ARTICLES

These few topics are covered in the form of informative text with examples:



Using Computers and Understanding Computers

"Don't start telling me how a machine works, tell me rather how I can work with it"
(Keith Emerson)

Much of commercial advertising and popular science reviews keep on telling that computers have become so intelligent and efficient that they can do things hardly to imagine anyone else but a human being could do. Then, upon starting to learn about using a computer, one suddenly finds oneself in a field full of holes, inperfections, error messages, crashes and system hang-ups, which frustrate the ambition for creative success. What is then the issue?

Both of this is true, we know it from experience: Computers are nowadays more efficient (and cost-efficient) than ever before, and are likely to become even more cost-efficient in the near future. Nevertheless, they still are and will ever be stupid boxes (=hardware), which only perform tasks they have been instructed to. This instruction depends on a user's input, but also on cummulative work of hundreds of other people, which have been involved in writing the computing tools, the operating system and the application programs (=software). The user has to understand what (s)he is asking the computer to do, and the authors of the software have to make sure that such a request can be and will be properly interpreted and completed by the machine.

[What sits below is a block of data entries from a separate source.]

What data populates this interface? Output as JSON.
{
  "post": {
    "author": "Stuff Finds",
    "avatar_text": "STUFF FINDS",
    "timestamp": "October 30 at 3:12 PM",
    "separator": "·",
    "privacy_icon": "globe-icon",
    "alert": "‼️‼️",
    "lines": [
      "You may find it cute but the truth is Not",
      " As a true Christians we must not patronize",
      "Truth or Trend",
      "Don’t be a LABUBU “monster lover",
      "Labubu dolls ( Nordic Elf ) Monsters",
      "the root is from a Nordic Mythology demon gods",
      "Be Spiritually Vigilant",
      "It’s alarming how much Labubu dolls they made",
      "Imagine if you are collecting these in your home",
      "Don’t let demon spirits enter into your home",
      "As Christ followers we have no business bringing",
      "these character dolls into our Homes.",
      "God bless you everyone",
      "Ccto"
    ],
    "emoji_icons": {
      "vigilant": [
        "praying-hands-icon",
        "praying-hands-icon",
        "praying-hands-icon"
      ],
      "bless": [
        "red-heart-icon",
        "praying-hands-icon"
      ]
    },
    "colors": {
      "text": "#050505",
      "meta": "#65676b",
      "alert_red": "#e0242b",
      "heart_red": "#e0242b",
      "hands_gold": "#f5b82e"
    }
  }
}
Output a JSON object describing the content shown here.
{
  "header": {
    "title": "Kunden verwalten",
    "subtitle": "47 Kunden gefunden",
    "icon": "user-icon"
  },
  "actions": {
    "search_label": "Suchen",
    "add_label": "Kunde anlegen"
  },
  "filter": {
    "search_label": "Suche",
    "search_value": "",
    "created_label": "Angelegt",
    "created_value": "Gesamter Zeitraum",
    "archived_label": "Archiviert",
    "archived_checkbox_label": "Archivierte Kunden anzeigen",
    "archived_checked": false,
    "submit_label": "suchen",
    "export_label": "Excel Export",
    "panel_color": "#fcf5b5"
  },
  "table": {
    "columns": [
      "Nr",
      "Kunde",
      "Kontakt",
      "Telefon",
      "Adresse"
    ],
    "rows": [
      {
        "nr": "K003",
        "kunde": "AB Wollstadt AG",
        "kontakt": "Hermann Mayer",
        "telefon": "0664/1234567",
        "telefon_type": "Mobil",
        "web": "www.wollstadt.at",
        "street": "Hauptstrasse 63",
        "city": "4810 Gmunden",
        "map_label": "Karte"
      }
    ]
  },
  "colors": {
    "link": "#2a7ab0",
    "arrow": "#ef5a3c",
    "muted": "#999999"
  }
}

Here we come to a point of realizing that a little bit of knowledge about what we are dealing with can only help, and spare us of frustrating misunderstandings. Like software authors have to understand that there are people who intend to do a work with their software, the users also have to understand there are people who have written the software for a particular purpose, which may not exactly be the purpose they are using it for. Likewise, same application program may exist for different operating systems, and not perform on all of them as good. Furtheron, same professional programs used with different sound-cards, may also give different sound quality.

Hardware:

All hardware consists of a processor (CPU), working memory (RAM), disk-memory (internal hard disk), and peripherals (keyboard, mouse, sound-cards, video cards, network cards, monitor, external disks, etc...). From a processor point of view, there are two main types of hardware:

  1. Intel Pentium* based hardware, which is wide-spread, mass-produced, inexpensive, assembled world-wide, not so well quality and compatibility controlled, but probably first and most obvious alternative one can encounter. (All PC-s work on Intel processors).
  2. All other hardware, based on different specialized processors, such as IBM-Motorola PowerPC (Apple Macintosh and some IBM high-end machines, SGI MIPS (all SGI workstations), Sun Microsystems' SPARC. This hardware is mostly produced and assembled by a single manufacturer (Apple, IBM, SGI or Sun), and are therefore subject to more rigorous quality and compatibility control, but is therefore also costier.

Operating Systems:

Even though an application program can "talk" directly to the hardware, the engineering habit of writing programs which directly talk to the hardware is being gradually abandoned, as computers have become powerful enough to leave headroom for more elegant solutions. The major problem in directly talking to the hardware is that there is no way a program can predict what hardware it will find or what else is happening to the hardware, unless instructed so. Is another program tryig to access the same hardware, how it would react upon finding it busy, how to negotiate priorities in accessing a hardware, how to use its resources to the point needed, but not more than that, and how to release it, once the task is completed - these are but a few questions that neither hardware nor application programs can answer.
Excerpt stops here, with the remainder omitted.